I often have kind of a love/hate relationship with thrillers. I get caught up in the pacing, I love the chase, I adore that the characters who are doing the chasing are often very good at their jobs. In other words, they generally hit my kink for competence porn squarely on the nose.
The problem I have is that the motivation for the thriller is often something I don’t want in my head. Things I absolutely do recognize exist but that I don’t want to be fully immersed in. Things like domestic violence, stalking, and serial killers.
And yes, I know I just contradicted myself. But this is a story about serial killers told from the perspective of the police hunting them down. We’re never inside the killers’ heads – which is the place I don’t want to be AT ALL.
So the process of this one reads like a police procedural – just one where the clock is ticking very loudly because the perpetrator keeps on perpetrating at a fast clip and fully intends to keep right on doing it until he gets stopped by the investigators – who he is also targeting.
In that sense, Head Cases reminded me a lot of the Quinn & Costa and Forensic Instincts series, both series where highly competent teams chase down serial killers or other equally dangerous and deadly repeat criminals. Head Cases hit a thriller sweet spot that I got caught up in from the very first page and didn’t let me go until the righteous and cathartic end.
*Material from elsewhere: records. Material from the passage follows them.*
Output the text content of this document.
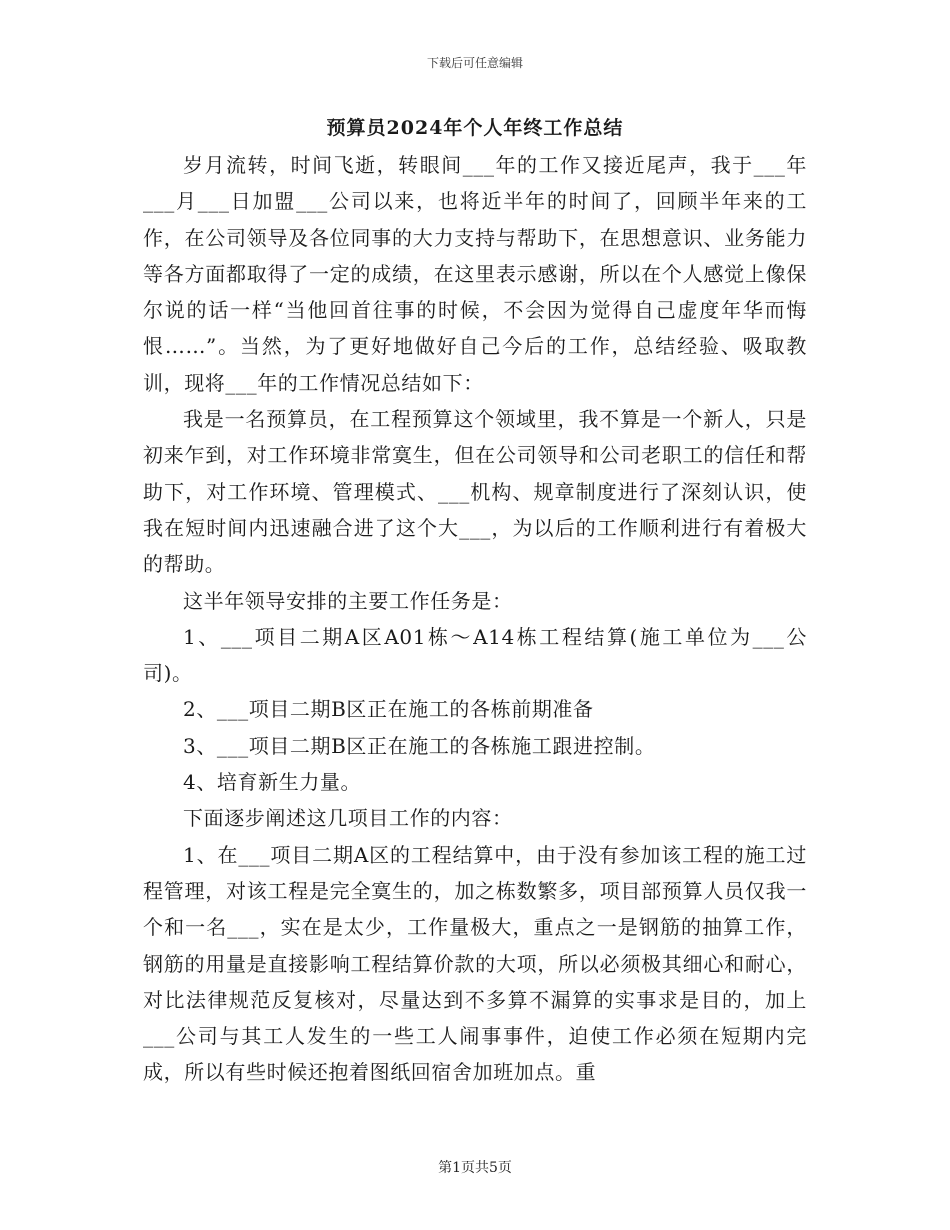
下载后可任意编辑
预算员2024年个人年终工作总结

岁月流转，时间飞逝，转眼间___年的工作又接近尾声，我于___年___月___日加盟___公司以来，也将近半年的时间了，回顾半年来的工作，在公司领导及各位同事的大力支持与帮助下，在思想意识、业务能力等各方面都取得了一定的成绩，在这里表示感谢，所以在个人感觉上像保尔说的话一样“当他回首往事的时候，不会因为觉得自己虚度年华而悔恨……”。当然，为了更好地做好自己今后的工作，总结经验、吸取教训，现将___年的工作情况总结如下：

我是一名预算员，在工程预算这个领域里，我不算是一个新人，只是初来乍到，对工作环境非常寞生，但在公司领导和公司老职工的信任和帮助下，对工作环境、管理模式、___机构、规章制度进行了深刻认识，使我在短时间内迅速融合进了这个大___，为以后的工作顺利进行有着极大的帮助。

这半年领导安排的主要工作任务是：

1、___项目二期A区A01栋～A14栋工程结算(施工单位为___公司)。

2、___项目二期B区正在施工的各栋前期准备

3、___项目二期B区正在施工的各栋施工跟进控制。

4、培育新生力量。

下面逐步阐述这几项目工作的内容：

1、在___项目二期A区的工程结算中，由于没有参加该工程的施工过程管理，对该工程是完全寞生的，加之栋数繁多，项目部预算人员仅我一个和一名___，实在是太少，工作量极大，重点之一是钢筋的抽算工作，钢筋的用量是直接影响工程结算价款的大项，所以必须极其细心和耐心，对比法律规范反复核对，尽量达到不多算不漏算的实事求是目的，加上___公司与其工人发生的一些工人闹事事件，迫使工作必须在短期内完成，所以有些时候还抱着图纸回宿舍加班加点。重

第1页共5页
Gardner, in particular, also gave me vibes of Miranda Chase from her Miranda Chase NTSB series. Both characters see the world a bit differently due to neurodiversity, and both use their differences as strengths in their chosen fields. I’m very glad to have found another protagonist whose adventures and investigations are utterly absorbing – and I like both of their ‘Scooby gangs’ very much.
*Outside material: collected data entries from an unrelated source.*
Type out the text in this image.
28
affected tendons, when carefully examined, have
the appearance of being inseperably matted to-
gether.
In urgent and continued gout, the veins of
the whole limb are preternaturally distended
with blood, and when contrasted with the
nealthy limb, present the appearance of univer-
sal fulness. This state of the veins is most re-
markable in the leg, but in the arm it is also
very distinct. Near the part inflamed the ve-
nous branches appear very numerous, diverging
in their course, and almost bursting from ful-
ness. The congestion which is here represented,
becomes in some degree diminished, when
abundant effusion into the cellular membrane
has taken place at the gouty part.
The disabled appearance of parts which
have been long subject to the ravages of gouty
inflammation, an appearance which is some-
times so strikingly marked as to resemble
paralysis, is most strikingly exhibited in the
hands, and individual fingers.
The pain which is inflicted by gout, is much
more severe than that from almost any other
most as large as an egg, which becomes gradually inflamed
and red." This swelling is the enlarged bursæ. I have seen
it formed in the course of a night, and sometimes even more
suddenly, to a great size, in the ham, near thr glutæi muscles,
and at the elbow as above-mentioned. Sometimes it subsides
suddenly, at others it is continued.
Head Cases turned out to be an edge-of-the seat compelling read for this somewhat thriller-adverse reader. I’m thrilled (yes, pun definitely intended) to say that there’s a second book in the series, Inside Man, coming out in January. I’m looking forward to seeing PAR tackle another case as well as, perhaps, getting stuck into the mess that the FBI has made of itself at the end of this book.